Verlängerungskabel, Werkzeugset und ein Badeanzug
Egal, wie man sich auf eine Abreise vorbereitet, in einem Schockzustand – und der ist unvermeidbar in solch einer Situation – trifft man seltsame Entscheidungen. Meine Freundin hat ein Jagdmesser-Set in ihre Tasche gepackt. Aus irgendeinem Grund habe ich eine Axt in meinen Rucksack geworfen. Bis dahin hatte ich erst ein oder zwei Mal in meinem Leben eine Axt in meiner Hand gehalten, und ich bin nicht sicher, ob ich eine Waffe gegen einen Menschen richten könnte. Aber ich dachte, mit einer Axt unter dem Autositz wären wir alle ruhiger. Meine Schwiegertochter erwies sich als die Umsichtigste von uns allen: In ihrer Tasche befand sich ein Verlängerungskabel, Klebeband, ein Werkzeugset und aus welchem Grund auch immer ein Badeanzug. Sie packte eine Schaufel in den Kofferraum. Wir können selber nicht sagen, warum.
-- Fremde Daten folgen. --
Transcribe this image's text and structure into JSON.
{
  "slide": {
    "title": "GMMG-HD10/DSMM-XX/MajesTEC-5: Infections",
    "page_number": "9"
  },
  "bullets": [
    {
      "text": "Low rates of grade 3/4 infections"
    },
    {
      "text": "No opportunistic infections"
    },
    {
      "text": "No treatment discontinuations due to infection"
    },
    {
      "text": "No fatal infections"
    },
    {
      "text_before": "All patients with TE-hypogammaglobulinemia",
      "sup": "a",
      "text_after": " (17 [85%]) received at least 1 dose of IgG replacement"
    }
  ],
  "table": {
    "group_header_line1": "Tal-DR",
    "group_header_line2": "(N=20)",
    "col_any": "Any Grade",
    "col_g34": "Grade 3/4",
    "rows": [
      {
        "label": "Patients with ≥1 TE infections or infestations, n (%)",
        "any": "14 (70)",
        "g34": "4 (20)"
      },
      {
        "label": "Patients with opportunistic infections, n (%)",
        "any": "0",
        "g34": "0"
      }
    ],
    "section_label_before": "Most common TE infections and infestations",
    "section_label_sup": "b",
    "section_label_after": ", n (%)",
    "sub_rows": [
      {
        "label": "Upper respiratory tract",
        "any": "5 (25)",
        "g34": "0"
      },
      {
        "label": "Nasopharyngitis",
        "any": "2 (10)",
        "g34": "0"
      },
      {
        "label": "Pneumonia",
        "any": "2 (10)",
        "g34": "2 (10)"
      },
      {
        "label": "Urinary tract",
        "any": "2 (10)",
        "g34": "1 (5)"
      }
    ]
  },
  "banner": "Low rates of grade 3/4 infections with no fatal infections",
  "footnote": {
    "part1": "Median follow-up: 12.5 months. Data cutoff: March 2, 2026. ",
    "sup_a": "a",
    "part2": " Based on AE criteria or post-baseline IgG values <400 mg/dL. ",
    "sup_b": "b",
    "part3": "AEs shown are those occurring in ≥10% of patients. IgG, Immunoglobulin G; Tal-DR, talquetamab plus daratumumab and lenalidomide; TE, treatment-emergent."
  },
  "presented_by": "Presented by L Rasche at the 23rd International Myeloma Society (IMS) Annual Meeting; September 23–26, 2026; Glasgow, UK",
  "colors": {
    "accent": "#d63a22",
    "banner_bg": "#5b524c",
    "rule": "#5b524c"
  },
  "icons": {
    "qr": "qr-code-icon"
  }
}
Wir nahmen sehr wenig Kleidung mit, weil wir dachten, dass wir eine Woche später nach Hause zurückkehren würden. Maximal zwei Kleidungsstücke. Laptops, weil wir nicht vorhatten, die nächste Zeit ohne Arbeit herumzusitzen. Ein paar Decken, ein Kissen und Matratzen, da wir nicht wussten, wo wir die Nächte verbringen würden. Ladekabel für alle Geräte. Dokumente, natürlich. Wir hatten Glück. Wir hatten Zeit, unsere Sachen mit Bedacht zusammenzusuchen. Aber das Porträt meiner Eltern blieb zurück in meinem Zuhause, auf dem Tisch in meinem Schlafzimmer. Wie auch ein Fotoalbum mit Bildern aus meiner Kindheit. Eine Wandtafel mit Magneten, die ich von verschiedenen Reisen mitgebracht hatte. Ein geöffnetes Buch auf dem Nachttisch. Eine Orchidee auf dem Fenstersims, die eine Woche vor Kriegsbeginn zum ersten Mal geblüht hatte. Lieblingsdinge, die mein Zuhause warm und hell machten.
Unter den Dingen, die ich mitnahm, ist eine Sache, die auf den ersten Blick völlig nutzlos erscheint: ein lustiges Kinderspielzeug, eine Giraffe mit Turnschuhen an den Füßen. Früher einmal, als meine Eltern noch lebten und mein Sohn noch sehr klein war, hatte er diese Giraffe als Geburtstagsgeschenk für meinen Vater ausgesucht. Und ihr sogar einen Namen gegeben: Abelmax. Wenn man auf Abelmax' Bauch drückt, fängt er vergnügt zu lachen an. Das Lachen ist so ansteckend, dass es zum Lieblingsspaß der Erwachsenen und der Kinder in unserer Familie wurde, die Giraffe zu drücken und mitzulachen. Es war absolut unmöglich zu widerstehen.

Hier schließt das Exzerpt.